Artikel ini awalnya muncul di situs web teknologi NZ, thebit.nz

Clearview AI, salah satunya alat pengawasan berteknologi tinggi yang digunakan oleh Polisi Selandia Baru, terus terperosok dalam kontroversi. Kanada telah melarangnya dan regulator privasi Australia dan Inggris sedang menyelidiki penggunaannya oleh pasukan polisi mereka.

Di lima negara Eropa, aktivis privasi telah mengajukan keluhan perlindungan data terhadap Clearview, menuduh Clearview tidak memiliki dasar hukum untuk mengumpulkan dan memproses data biometrik di bawah Peraturan Perlindungan Data Umum Uni Eropa.

Penggunaannya di sini dimulai pada Januari 2020, tanpa Polisi Selandia Baru memberi tahu Pemerintah, Komisaris Privasi, atau publik.
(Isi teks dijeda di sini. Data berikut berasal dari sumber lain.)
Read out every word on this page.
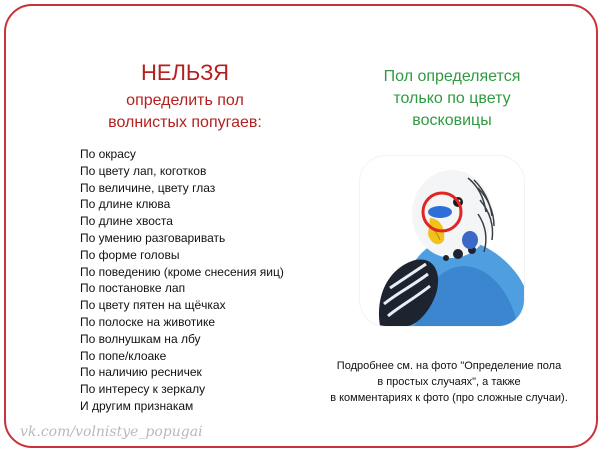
НЕЛЬЗЯ
определить пол
волнистых попугаев:
По окрасу
По цвету лап, коготков
По величине, цвету глаз
По длине клюва
По длине хвоста
По умению разговаривать
По форме головы
По поведению (кроме снесения яиц)
По постановке лап
По цвету пятен на щёчках
По полоске на животике
По волнушкам на лбу
По попе/клоаке
По наличию ресничек
По интересу к зеркалу
И другим признакам
Пол определяется
только по цвету
восковицы
Подробнее см. на фото "Определение пола
в простых случаях", а также
в комментариях к фото (про сложные случаи).
vk.com/volnistye_popugai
Memang, bahkan Komisaris Polisi Andrew Coster tidak menyadari pasukannya memanfaatkan yang kuat pengenalan wajah perangkat lunak, yang memiliki kemampuan untuk memberikan pemantauan langsung terhadap ruang publik (walaupun Kepolisian Selandia Baru telah mengatakan bahwa kemampuan ini tidak akan digunakan).

BACA SELENGKAPNYA:
* Polisi menggunakan teknologi yang penuh dengan kontroversi di luar negeri
* Pengenalan wajah polisi: studi baru menyerukan pengawasan yang lebih besar di NZ
* Audit mengungkapkan alat teknologi baru di gudang senjata digital polisi
* Detail: Bagaimana polisi menggunakan teknologi pengenalan wajah?

Manajer investigasi kriminal nasional polisi Tom Fitzgerald mengatakan penggunaan awalnya terbatas pada sekitar 150 pencarian sukarelawan polisi, dan kira-kira 30 pencarian orang yang menarik. Dia berjanji untuk membuat proses baru memastikan Komisaris Polisi dan Komisaris Privasi dikonsultasikan di masa depan.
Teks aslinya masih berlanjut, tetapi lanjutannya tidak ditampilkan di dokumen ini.